US Census Bureau Data (Undergrad Research Project)
Project objective and overview:
I was very fortunate to be working with Dr. Heather Kitada-Smalley during my undergraduate experience at Willamette University. Her goal was to analyze public opinion of the controversy on adding a citizenship question to the 2020 census. The motivation behind the project was mostly rooted in my professor's personal interest in the topic, and I was excited to be working with a random sample of the massive dataset from X (formerly Twitter). The dataset took up 10 GB of space, so I had to work on external storage.

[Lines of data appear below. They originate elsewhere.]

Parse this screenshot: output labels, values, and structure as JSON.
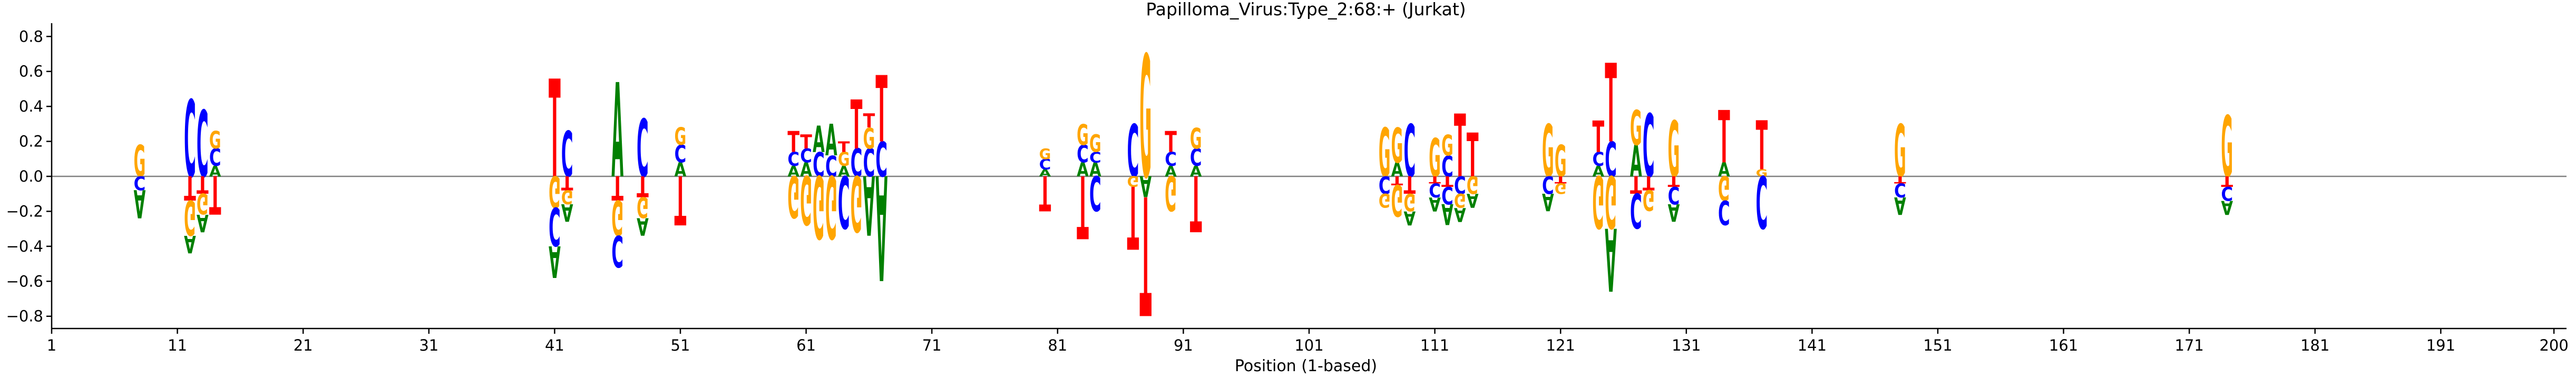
{
  "colors": {
    "A": "#008000",
    "C": "#0000ff",
    "G": "#ffa500",
    "T": "#ff0000",
    "axis": "#000000",
    "zero_line": "#808080"
  },
  "chart_data": {
    "type": "logo",
    "title": "Papilloma_Virus:Type_2:68:+  (Jurkat)",
    "xlabel": "Position (1-based)",
    "ylabel": "",
    "xlim": [
      1,
      201
    ],
    "ylim": [
      -0.87,
      0.87
    ],
    "x_ticks": [
      1,
      11,
      21,
      31,
      41,
      51,
      61,
      71,
      81,
      91,
      101,
      111,
      121,
      131,
      141,
      151,
      161,
      171,
      181,
      191,
      200
    ],
    "y_ticks": [
      -0.8,
      -0.6,
      -0.4,
      -0.2,
      0.0,
      0.2,
      0.4,
      0.6,
      0.8
    ],
    "y_tick_labels": [
      "−0.8",
      "−0.6",
      "−0.4",
      "−0.2",
      "0.0",
      "0.2",
      "0.4",
      "0.6",
      "0.8"
    ],
    "zero_line": true,
    "grid": false,
    "positions": [
      {
        "x": 8,
        "pos": [
          [
            "G",
            0.18
          ]
        ],
        "neg": [
          [
            "C",
            0.08
          ],
          [
            "A",
            0.16
          ]
        ]
      },
      {
        "x": 12,
        "pos": [
          [
            "C",
            0.44
          ]
        ],
        "neg": [
          [
            "T",
            0.14
          ],
          [
            "G",
            0.2
          ],
          [
            "A",
            0.1
          ]
        ]
      },
      {
        "x": 13,
        "pos": [
          [
            "C",
            0.38
          ]
        ],
        "neg": [
          [
            "T",
            0.1
          ],
          [
            "G",
            0.12
          ],
          [
            "A",
            0.1
          ]
        ]
      },
      {
        "x": 14,
        "pos": [
          [
            "A",
            0.06
          ],
          [
            "C",
            0.1
          ],
          [
            "G",
            0.1
          ]
        ],
        "neg": [
          [
            "T",
            0.22
          ]
        ]
      },
      {
        "x": 41,
        "pos": [
          [
            "T",
            0.56
          ]
        ],
        "neg": [
          [
            "G",
            0.18
          ],
          [
            "C",
            0.22
          ],
          [
            "A",
            0.18
          ]
        ]
      },
      {
        "x": 42,
        "pos": [
          [
            "C",
            0.26
          ]
        ],
        "neg": [
          [
            "T",
            0.08
          ],
          [
            "G",
            0.08
          ],
          [
            "A",
            0.1
          ]
        ]
      },
      {
        "x": 46,
        "pos": [
          [
            "A",
            0.54
          ]
        ],
        "neg": [
          [
            "T",
            0.14
          ],
          [
            "G",
            0.2
          ],
          [
            "C",
            0.18
          ]
        ]
      },
      {
        "x": 48,
        "pos": [
          [
            "C",
            0.33
          ]
        ],
        "neg": [
          [
            "T",
            0.12
          ],
          [
            "G",
            0.12
          ],
          [
            "A",
            0.1
          ]
        ]
      },
      {
        "x": 51,
        "pos": [
          [
            "A",
            0.08
          ],
          [
            "C",
            0.1
          ],
          [
            "G",
            0.1
          ]
        ],
        "neg": [
          [
            "T",
            0.28
          ]
        ]
      },
      {
        "x": 60,
        "pos": [
          [
            "A",
            0.06
          ],
          [
            "C",
            0.08
          ],
          [
            "T",
            0.12
          ]
        ],
        "neg": [
          [
            "G",
            0.24
          ]
        ]
      },
      {
        "x": 61,
        "pos": [
          [
            "A",
            0.08
          ],
          [
            "C",
            0.08
          ],
          [
            "T",
            0.08
          ]
        ],
        "neg": [
          [
            "G",
            0.28
          ]
        ]
      },
      {
        "x": 62,
        "pos": [
          [
            "C",
            0.14
          ],
          [
            "A",
            0.15
          ]
        ],
        "neg": [
          [
            "G",
            0.36
          ]
        ]
      },
      {
        "x": 63,
        "pos": [
          [
            "C",
            0.12
          ],
          [
            "A",
            0.18
          ]
        ],
        "neg": [
          [
            "G",
            0.36
          ]
        ]
      },
      {
        "x": 64,
        "pos": [
          [
            "A",
            0.06
          ],
          [
            "G",
            0.08
          ],
          [
            "T",
            0.06
          ]
        ],
        "neg": [
          [
            "C",
            0.3
          ]
        ]
      },
      {
        "x": 65,
        "pos": [
          [
            "C",
            0.16
          ],
          [
            "T",
            0.28
          ]
        ],
        "neg": [
          [
            "G",
            0.32
          ]
        ]
      },
      {
        "x": 66,
        "pos": [
          [
            "C",
            0.16
          ],
          [
            "G",
            0.12
          ],
          [
            "T",
            0.08
          ]
        ],
        "neg": [
          [
            "A",
            0.34
          ]
        ]
      },
      {
        "x": 67,
        "pos": [
          [
            "C",
            0.2
          ],
          [
            "T",
            0.38
          ]
        ],
        "neg": [
          [
            "A",
            0.6
          ]
        ]
      },
      {
        "x": 80,
        "pos": [
          [
            "A",
            0.04
          ],
          [
            "C",
            0.06
          ],
          [
            "G",
            0.06
          ]
        ],
        "neg": [
          [
            "T",
            0.2
          ]
        ]
      },
      {
        "x": 83,
        "pos": [
          [
            "A",
            0.08
          ],
          [
            "C",
            0.1
          ],
          [
            "G",
            0.12
          ]
        ],
        "neg": [
          [
            "T",
            0.36
          ]
        ]
      },
      {
        "x": 84,
        "pos": [
          [
            "A",
            0.08
          ],
          [
            "C",
            0.06
          ],
          [
            "G",
            0.1
          ]
        ],
        "neg": [
          [
            "C",
            0.2
          ]
        ]
      },
      {
        "x": 87,
        "pos": [
          [
            "C",
            0.3
          ]
        ],
        "neg": [
          [
            "G",
            0.06
          ],
          [
            "T",
            0.36
          ]
        ]
      },
      {
        "x": 88,
        "pos": [
          [
            "G",
            0.7
          ]
        ],
        "neg": [
          [
            "A",
            0.12
          ],
          [
            "T",
            0.68
          ]
        ]
      },
      {
        "x": 90,
        "pos": [
          [
            "A",
            0.06
          ],
          [
            "C",
            0.08
          ],
          [
            "T",
            0.12
          ]
        ],
        "neg": [
          [
            "G",
            0.2
          ]
        ]
      },
      {
        "x": 92,
        "pos": [
          [
            "A",
            0.06
          ],
          [
            "C",
            0.1
          ],
          [
            "G",
            0.12
          ]
        ],
        "neg": [
          [
            "T",
            0.32
          ]
        ]
      },
      {
        "x": 107,
        "pos": [
          [
            "G",
            0.28
          ]
        ],
        "neg": [
          [
            "C",
            0.1
          ],
          [
            "G",
            0.08
          ]
        ]
      },
      {
        "x": 108,
        "pos": [
          [
            "A",
            0.08
          ],
          [
            "G",
            0.2
          ]
        ],
        "neg": [
          [
            "T",
            0.05
          ],
          [
            "G",
            0.18
          ]
        ]
      },
      {
        "x": 109,
        "pos": [
          [
            "C",
            0.3
          ]
        ],
        "neg": [
          [
            "T",
            0.1
          ],
          [
            "G",
            0.1
          ],
          [
            "A",
            0.08
          ]
        ]
      },
      {
        "x": 111,
        "pos": [
          [
            "G",
            0.22
          ]
        ],
        "neg": [
          [
            "T",
            0.04
          ],
          [
            "C",
            0.08
          ],
          [
            "A",
            0.08
          ]
        ]
      },
      {
        "x": 112,
        "pos": [
          [
            "C",
            0.12
          ],
          [
            "G",
            0.12
          ]
        ],
        "neg": [
          [
            "T",
            0.06
          ],
          [
            "C",
            0.1
          ],
          [
            "A",
            0.12
          ]
        ]
      },
      {
        "x": 113,
        "pos": [
          [
            "T",
            0.36
          ]
        ],
        "neg": [
          [
            "C",
            0.1
          ],
          [
            "G",
            0.08
          ],
          [
            "A",
            0.08
          ]
        ]
      },
      {
        "x": 114,
        "pos": [
          [
            "T",
            0.25
          ]
        ],
        "neg": [
          [
            "G",
            0.1
          ],
          [
            "A",
            0.08
          ]
        ]
      },
      {
        "x": 120,
        "pos": [
          [
            "G",
            0.3
          ]
        ],
        "neg": [
          [
            "C",
            0.1
          ],
          [
            "A",
            0.1
          ]
        ]
      },
      {
        "x": 121,
        "pos": [
          [
            "G",
            0.18
          ]
        ],
        "neg": [
          [
            "T",
            0.04
          ],
          [
            "G",
            0.06
          ]
        ]
      },
      {
        "x": 124,
        "pos": [
          [
            "A",
            0.06
          ],
          [
            "C",
            0.08
          ],
          [
            "T",
            0.18
          ]
        ],
        "neg": [
          [
            "G",
            0.3
          ]
        ]
      },
      {
        "x": 125,
        "pos": [
          [
            "C",
            0.2
          ],
          [
            "T",
            0.45
          ]
        ],
        "neg": [
          [
            "G",
            0.3
          ],
          [
            "A",
            0.36
          ]
        ]
      },
      {
        "x": 127,
        "pos": [
          [
            "A",
            0.18
          ],
          [
            "G",
            0.2
          ]
        ],
        "neg": [
          [
            "T",
            0.1
          ],
          [
            "C",
            0.2
          ]
        ]
      },
      {
        "x": 128,
        "pos": [
          [
            "C",
            0.36
          ]
        ],
        "neg": [
          [
            "T",
            0.08
          ],
          [
            "G",
            0.12
          ]
        ]
      },
      {
        "x": 130,
        "pos": [
          [
            "G",
            0.32
          ]
        ],
        "neg": [
          [
            "T",
            0.06
          ],
          [
            "C",
            0.1
          ],
          [
            "A",
            0.1
          ]
        ]
      },
      {
        "x": 134,
        "pos": [
          [
            "A",
            0.08
          ],
          [
            "T",
            0.3
          ]
        ],
        "neg": [
          [
            "G",
            0.14
          ],
          [
            "C",
            0.14
          ]
        ]
      },
      {
        "x": 137,
        "pos": [
          [
            "G",
            0.04
          ],
          [
            "T",
            0.28
          ]
        ],
        "neg": [
          [
            "C",
            0.3
          ]
        ]
      },
      {
        "x": 148,
        "pos": [
          [
            "G",
            0.3
          ]
        ],
        "neg": [
          [
            "T",
            0.04
          ],
          [
            "C",
            0.08
          ],
          [
            "A",
            0.1
          ]
        ]
      },
      {
        "x": 174,
        "pos": [
          [
            "G",
            0.35
          ]
        ],
        "neg": [
          [
            "T",
            0.06
          ],
          [
            "C",
            0.08
          ],
          [
            "A",
            0.08
          ]
        ]
      }
    ]
  }
}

The premise of the controversy is that advocates assert that a citizenship question on the census would benefit the legitimacy of the then-upcoming 2020 Census which would have been critical to political redistricting and, in effect, the outcome of the 2020 US presidential election. From the data, it seemed that proponents argued that the citizenship question could be used to distinguish people living in the United States with and without citizenship which could then be used to ensure that only citizens of the US who are registered to vote would be voting in the election.
The opposition argued that the citizenship question had no place as a question on the Census because the point of a census is to survey every member of a population. They ultimately make the case that the goal of the US Census should be to better understand relevant features of the country's population to better allocate resources to support cities and the residents in those cities, thus the question of one's citizenship would be irrelevant.
The dataset was compiled by scraping the X platform of all tweets using specific keywords that were ostensibly "census," "census bureau," "(Donald) Trump," "Wilbur Ross," "DOJ," and other words and names that were critical to the controversy. The particular scraping methodology was abstracted and is inferred based on my experience with the sample dataset. My primary responsibility involved populating the sample dataset with a human-set ground truth as to whether or not a given tweet was specifically referring to the US 2020 Census as opposed to, say, a census of animals for some wildlife preservation purposes.
This page and the deliverable are being created asynchronously.